Schools seek sites to meet downtown pupil flood

As downtown’s population grows, the leadership of Miami-Dade County Public Schools is considering several options to respond to the new demand, school board member Rachel Regalado told Miami’s Downtown Development Authority last week.

One plan is to renovate Booker T. Washington High School at 1200 NW Sixth Ave. Another is to create a school at Temple Israel, 137 NE 19th St.

There are problems with both plans, she said. Booker T. Washington is an older school that has what she called “a trademark issue” in that it is in an economically challenged area. The Temple Israel campus is spacious, which would allow for outdoor activities, but it probably would be a charter school that would admit children from throughout the county.

“We are trying to get residential seats in magnet schools,” she said, meaning that a certain number of seats would be reserved for students who live in the magnet school’s surrounding area.

Often, she said, families buy homes because they are near magnet schools, only to find out that their children can’t attend them unless they win a seat in a lottery. They resort to private schools when they would have preferred the public school, she added.

“We need data to prove we need options for downtown,” Ms. Regalado told the authority, “and you need to push back to secure a number of seats for residents if a magnet school is built.”

“We’re expanding our relationships with condo associations,” said board member Nitin Motwani, who is managing principal of Miami World Center and managing director of the Encore Housing Opportunities Fund. “That’s the way to reach out. We all know intuitively that we need schools, but we need facts.”

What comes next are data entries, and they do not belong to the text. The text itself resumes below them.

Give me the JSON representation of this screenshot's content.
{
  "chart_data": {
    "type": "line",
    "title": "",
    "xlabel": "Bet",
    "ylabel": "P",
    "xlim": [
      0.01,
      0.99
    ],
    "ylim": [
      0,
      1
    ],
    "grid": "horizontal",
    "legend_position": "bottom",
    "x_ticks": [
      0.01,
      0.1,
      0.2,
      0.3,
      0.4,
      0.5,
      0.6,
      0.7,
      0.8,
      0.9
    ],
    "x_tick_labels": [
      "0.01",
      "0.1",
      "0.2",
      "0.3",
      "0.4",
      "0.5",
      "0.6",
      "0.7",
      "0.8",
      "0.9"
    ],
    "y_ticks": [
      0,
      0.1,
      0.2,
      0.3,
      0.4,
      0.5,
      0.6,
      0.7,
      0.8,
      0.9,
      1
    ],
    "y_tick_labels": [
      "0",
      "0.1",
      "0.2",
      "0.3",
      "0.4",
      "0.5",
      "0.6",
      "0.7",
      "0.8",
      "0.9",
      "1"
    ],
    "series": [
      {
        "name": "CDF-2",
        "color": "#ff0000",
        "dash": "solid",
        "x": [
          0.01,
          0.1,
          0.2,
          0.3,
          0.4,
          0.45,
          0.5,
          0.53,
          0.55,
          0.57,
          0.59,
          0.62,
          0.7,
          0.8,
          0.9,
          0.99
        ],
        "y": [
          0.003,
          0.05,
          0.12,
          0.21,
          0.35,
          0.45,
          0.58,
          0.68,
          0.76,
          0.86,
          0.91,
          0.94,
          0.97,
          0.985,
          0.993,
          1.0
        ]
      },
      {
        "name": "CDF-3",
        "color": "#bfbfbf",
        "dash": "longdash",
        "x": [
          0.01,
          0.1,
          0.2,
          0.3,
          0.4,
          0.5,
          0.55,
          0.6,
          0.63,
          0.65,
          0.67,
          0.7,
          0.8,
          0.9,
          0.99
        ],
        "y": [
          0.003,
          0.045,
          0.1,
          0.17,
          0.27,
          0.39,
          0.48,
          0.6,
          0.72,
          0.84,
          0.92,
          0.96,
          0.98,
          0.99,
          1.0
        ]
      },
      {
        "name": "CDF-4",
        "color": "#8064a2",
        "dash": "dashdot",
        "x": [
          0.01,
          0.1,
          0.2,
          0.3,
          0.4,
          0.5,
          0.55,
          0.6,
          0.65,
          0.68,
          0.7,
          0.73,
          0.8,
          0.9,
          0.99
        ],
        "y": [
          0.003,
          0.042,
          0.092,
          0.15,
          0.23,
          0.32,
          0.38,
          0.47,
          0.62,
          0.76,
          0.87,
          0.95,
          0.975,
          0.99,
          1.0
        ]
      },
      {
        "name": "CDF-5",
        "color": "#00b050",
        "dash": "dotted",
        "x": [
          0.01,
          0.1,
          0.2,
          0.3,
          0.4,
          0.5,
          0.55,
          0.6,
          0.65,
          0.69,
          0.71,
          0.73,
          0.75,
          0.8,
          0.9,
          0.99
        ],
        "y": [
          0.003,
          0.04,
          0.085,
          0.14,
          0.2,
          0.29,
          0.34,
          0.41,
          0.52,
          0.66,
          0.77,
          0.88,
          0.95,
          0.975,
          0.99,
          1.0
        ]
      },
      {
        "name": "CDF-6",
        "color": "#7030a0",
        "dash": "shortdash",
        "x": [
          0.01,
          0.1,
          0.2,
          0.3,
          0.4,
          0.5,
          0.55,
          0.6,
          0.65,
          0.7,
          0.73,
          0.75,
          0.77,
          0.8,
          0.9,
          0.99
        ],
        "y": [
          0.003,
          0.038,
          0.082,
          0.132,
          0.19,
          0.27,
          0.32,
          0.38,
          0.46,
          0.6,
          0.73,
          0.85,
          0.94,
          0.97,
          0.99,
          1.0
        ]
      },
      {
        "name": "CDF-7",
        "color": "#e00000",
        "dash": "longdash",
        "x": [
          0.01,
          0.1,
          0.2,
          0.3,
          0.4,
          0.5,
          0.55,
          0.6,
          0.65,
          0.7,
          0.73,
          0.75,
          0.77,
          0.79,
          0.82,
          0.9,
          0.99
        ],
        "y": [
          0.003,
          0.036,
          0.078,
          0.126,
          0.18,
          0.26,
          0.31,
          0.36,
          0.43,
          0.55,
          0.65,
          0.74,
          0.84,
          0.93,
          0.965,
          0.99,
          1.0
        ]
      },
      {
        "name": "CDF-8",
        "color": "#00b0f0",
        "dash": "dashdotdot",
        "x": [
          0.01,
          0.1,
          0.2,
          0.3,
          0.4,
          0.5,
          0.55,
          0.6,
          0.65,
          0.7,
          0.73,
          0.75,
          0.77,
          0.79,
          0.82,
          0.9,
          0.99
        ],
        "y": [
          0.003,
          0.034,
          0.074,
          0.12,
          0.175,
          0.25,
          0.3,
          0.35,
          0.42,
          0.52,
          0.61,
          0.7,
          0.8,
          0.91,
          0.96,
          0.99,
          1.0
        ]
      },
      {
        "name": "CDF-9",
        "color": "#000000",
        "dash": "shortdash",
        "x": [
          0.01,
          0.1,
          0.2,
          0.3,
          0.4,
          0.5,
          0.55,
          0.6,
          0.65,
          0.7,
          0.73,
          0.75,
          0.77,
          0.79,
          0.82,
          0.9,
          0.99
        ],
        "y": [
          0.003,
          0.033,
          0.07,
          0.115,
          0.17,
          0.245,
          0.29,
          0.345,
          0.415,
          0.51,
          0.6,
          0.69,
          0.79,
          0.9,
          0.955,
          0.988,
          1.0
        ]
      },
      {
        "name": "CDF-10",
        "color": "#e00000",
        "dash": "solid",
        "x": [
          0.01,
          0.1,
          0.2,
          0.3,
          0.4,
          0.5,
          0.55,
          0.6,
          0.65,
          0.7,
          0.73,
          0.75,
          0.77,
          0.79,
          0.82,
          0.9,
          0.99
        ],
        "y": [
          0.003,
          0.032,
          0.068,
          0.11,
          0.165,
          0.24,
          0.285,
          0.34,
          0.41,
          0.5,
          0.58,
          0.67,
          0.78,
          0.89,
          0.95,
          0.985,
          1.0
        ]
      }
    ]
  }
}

“This has been discussed at our last two board retreats,” said Alyce Robertson, authority executive director. She introduced Lisa Martinez, whom the authority has hired to study the issue and come up with recommendations.

“Put together a questionnaire,” Mr. Motwani told Ms. Regalado, “and we’ll send it to management companies and condo associations” She agreed to do so.

“Thousands of units are coming online,” said Jay Solowsky, the authority’s outside counsel. “It’s an exploding population.”

The consensus was that gathering data would be a good first step.

One Response to Schools seek sites to meet downtown pupil flood

  1. DC Copeland

    September 24, 2014 at 2:59 pm

    One way to find school space downtown would be to rewrite the building code that would allow developers concessions re taxing, etc if they allot space to schools or parts of schools, i.e., a building that only houses kindergarten or 5th through 6th grade as examples. Think of them as satellite classrooms detached from central offices but floating around a small educational hub that might be only a few blocks away from the farthermost satellite classroom.